Hombre sentado sobre un banco estrecho, un jueves por la tarde, con un libro abierto sobre las rodillas, la mirada ausente.
No eres nada más que una sombra turbia, un núcleo duro de indiferencia, una mirada neutra que huye de las miradas. Labios mudos, ojos apagados, a partir de ahora sabrás localizar los charcos, los escaparates, las carrocerías relucientes de los automóviles, los reflejos fugitivos de tu vida detenida.
Tu mano ausente se desliza a lo largo de la estantería de madera blanca. El agua gotea en el grifo del descansillo. Tu vecino duerme. El jadeo débil de un taxi diésel al frenar más que romper subraya el silencio de la noche.

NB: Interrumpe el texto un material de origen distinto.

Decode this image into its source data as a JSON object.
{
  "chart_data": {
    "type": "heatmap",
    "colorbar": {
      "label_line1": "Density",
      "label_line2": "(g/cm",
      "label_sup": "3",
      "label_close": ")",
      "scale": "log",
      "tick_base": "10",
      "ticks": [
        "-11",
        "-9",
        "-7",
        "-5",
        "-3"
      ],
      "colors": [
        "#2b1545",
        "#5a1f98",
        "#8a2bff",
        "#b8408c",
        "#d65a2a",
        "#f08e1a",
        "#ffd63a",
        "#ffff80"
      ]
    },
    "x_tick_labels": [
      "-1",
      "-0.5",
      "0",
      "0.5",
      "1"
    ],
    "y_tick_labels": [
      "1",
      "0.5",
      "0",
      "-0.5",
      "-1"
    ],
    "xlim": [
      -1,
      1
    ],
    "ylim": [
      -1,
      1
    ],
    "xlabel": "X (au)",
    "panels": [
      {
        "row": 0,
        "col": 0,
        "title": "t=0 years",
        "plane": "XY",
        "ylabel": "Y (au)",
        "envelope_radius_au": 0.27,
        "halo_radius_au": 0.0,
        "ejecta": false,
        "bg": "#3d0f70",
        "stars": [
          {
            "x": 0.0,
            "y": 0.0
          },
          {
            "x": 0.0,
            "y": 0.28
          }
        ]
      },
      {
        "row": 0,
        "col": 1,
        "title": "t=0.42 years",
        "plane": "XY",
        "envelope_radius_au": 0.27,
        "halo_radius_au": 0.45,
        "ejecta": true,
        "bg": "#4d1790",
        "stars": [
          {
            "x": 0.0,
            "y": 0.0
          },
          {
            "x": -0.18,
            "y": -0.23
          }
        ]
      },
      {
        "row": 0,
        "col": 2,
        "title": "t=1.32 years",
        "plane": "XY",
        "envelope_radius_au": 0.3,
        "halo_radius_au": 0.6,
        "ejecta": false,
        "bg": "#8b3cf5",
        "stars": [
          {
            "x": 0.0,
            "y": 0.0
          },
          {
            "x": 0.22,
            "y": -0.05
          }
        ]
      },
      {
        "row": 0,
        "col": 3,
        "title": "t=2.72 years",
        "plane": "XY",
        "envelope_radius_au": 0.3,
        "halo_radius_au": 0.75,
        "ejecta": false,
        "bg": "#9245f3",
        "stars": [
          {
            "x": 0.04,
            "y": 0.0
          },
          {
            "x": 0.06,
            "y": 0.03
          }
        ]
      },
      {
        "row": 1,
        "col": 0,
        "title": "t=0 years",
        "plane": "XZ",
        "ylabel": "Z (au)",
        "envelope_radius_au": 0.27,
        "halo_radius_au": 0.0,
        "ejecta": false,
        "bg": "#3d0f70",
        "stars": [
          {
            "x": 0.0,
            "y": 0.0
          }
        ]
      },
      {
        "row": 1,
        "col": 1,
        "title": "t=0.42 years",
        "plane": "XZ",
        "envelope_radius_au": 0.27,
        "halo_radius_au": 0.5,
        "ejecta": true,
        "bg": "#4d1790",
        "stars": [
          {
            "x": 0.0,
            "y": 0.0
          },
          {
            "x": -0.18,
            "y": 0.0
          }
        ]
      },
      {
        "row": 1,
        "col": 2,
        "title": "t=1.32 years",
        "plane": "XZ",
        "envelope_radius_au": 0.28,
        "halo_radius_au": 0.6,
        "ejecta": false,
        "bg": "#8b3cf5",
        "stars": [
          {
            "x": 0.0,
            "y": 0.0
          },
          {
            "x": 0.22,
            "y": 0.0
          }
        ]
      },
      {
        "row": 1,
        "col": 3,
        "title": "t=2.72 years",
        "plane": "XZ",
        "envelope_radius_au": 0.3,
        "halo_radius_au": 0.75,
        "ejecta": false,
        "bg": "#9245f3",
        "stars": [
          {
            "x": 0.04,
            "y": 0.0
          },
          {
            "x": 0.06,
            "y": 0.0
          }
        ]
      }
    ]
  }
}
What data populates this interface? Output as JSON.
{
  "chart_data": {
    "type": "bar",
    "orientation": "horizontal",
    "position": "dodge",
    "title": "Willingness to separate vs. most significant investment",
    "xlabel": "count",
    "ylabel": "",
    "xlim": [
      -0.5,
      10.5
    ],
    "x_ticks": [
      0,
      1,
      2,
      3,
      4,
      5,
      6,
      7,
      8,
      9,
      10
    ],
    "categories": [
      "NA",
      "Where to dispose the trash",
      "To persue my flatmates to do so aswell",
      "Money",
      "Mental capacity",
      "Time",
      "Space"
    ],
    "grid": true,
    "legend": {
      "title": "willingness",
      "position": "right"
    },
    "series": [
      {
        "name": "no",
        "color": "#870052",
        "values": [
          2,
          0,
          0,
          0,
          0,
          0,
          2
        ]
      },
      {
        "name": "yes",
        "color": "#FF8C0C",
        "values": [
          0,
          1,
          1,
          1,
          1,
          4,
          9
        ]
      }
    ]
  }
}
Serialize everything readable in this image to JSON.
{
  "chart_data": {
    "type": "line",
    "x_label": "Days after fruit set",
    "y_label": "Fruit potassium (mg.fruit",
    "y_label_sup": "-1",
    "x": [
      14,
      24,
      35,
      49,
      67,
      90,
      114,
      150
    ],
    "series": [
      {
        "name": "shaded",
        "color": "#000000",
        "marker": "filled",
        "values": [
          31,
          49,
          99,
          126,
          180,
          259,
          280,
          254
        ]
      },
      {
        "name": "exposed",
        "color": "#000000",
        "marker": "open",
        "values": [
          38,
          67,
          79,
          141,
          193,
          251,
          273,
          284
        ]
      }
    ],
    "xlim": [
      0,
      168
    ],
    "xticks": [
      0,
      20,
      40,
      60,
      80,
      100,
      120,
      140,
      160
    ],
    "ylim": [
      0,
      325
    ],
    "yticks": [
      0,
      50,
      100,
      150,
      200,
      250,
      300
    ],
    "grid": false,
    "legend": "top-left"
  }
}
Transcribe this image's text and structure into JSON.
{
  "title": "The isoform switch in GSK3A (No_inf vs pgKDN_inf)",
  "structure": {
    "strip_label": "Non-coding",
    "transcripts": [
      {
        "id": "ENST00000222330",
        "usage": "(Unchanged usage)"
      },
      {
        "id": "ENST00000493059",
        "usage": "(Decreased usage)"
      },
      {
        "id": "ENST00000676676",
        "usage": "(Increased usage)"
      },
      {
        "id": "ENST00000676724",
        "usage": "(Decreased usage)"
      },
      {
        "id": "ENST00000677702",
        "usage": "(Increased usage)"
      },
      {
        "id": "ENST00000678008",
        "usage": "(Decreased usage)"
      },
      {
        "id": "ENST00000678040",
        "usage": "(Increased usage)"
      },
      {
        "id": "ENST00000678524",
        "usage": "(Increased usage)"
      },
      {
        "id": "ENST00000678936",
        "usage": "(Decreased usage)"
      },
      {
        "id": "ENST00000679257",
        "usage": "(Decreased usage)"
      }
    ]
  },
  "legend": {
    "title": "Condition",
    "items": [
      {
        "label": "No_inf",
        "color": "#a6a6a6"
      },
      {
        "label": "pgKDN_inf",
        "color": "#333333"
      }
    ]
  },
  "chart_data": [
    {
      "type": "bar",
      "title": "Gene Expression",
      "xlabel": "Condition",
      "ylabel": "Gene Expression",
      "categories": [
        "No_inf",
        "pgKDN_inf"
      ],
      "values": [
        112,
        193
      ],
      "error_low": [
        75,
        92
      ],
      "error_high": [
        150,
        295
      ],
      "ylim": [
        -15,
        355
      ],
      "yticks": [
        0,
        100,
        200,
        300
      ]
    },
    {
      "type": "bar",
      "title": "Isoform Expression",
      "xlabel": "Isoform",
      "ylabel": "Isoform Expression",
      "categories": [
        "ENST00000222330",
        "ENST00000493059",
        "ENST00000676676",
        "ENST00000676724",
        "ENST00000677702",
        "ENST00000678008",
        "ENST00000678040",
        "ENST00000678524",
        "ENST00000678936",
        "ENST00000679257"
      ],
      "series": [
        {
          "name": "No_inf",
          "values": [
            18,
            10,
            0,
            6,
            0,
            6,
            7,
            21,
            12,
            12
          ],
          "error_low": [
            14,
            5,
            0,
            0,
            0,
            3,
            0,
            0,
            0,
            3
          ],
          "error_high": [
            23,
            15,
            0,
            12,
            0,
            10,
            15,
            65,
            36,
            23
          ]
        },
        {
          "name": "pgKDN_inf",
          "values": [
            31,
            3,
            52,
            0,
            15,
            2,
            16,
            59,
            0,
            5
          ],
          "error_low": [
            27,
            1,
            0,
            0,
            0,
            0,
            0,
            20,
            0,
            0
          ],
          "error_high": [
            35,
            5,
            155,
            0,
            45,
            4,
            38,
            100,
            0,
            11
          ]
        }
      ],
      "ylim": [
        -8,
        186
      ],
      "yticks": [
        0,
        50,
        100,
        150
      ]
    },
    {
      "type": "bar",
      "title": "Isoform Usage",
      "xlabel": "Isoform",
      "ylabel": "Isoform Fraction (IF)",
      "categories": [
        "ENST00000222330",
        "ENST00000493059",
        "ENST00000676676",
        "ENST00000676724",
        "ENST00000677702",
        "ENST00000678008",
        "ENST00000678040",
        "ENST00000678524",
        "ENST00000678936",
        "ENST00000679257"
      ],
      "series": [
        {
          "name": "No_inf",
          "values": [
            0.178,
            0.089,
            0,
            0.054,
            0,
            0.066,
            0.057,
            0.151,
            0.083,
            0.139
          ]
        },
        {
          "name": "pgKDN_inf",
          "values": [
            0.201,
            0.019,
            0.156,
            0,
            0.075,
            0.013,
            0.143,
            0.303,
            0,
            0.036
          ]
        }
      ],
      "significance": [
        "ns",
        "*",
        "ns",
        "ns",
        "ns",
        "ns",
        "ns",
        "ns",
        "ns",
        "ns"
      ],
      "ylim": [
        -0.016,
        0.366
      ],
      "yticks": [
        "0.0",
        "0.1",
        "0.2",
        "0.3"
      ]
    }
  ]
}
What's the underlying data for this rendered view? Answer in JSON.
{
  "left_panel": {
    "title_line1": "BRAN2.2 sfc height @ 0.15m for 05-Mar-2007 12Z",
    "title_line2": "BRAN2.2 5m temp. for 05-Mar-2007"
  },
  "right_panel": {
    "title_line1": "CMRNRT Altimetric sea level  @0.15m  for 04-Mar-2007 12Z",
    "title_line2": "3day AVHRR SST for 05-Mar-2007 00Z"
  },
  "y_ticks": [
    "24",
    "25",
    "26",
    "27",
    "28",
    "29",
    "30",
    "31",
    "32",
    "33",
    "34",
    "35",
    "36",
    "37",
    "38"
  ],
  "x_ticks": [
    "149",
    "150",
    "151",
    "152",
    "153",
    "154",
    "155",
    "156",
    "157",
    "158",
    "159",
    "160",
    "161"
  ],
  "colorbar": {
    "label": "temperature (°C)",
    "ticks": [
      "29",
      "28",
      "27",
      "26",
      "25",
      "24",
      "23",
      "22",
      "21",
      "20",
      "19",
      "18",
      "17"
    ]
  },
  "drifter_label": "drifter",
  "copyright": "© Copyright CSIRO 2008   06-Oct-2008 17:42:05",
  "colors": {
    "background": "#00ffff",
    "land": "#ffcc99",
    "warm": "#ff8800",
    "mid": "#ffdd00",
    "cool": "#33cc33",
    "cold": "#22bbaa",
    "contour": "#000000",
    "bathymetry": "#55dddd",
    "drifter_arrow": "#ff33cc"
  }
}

El olvido se infiltra en tu memoria. No ha pasado nada. No pasará nada. Las grietas del techo dibujan un laberinto improbable.
Hubo esos días vanos, el calor en tu cuarto, como en una caldera, como en un horno, y los seis calcetines, tiburones mudos, ballenas dormidas, en el barreño de plástico rosa. Ese despertador que no sonó, que no suena, que no sonará marcando la hora de tu despertar. Dejas el libro abierto a tu lado, sobre el banco. Te apagas. Todo es pesadez, zumbido, torpeza. Te dejas deslizar. Te sumerges en el sueño.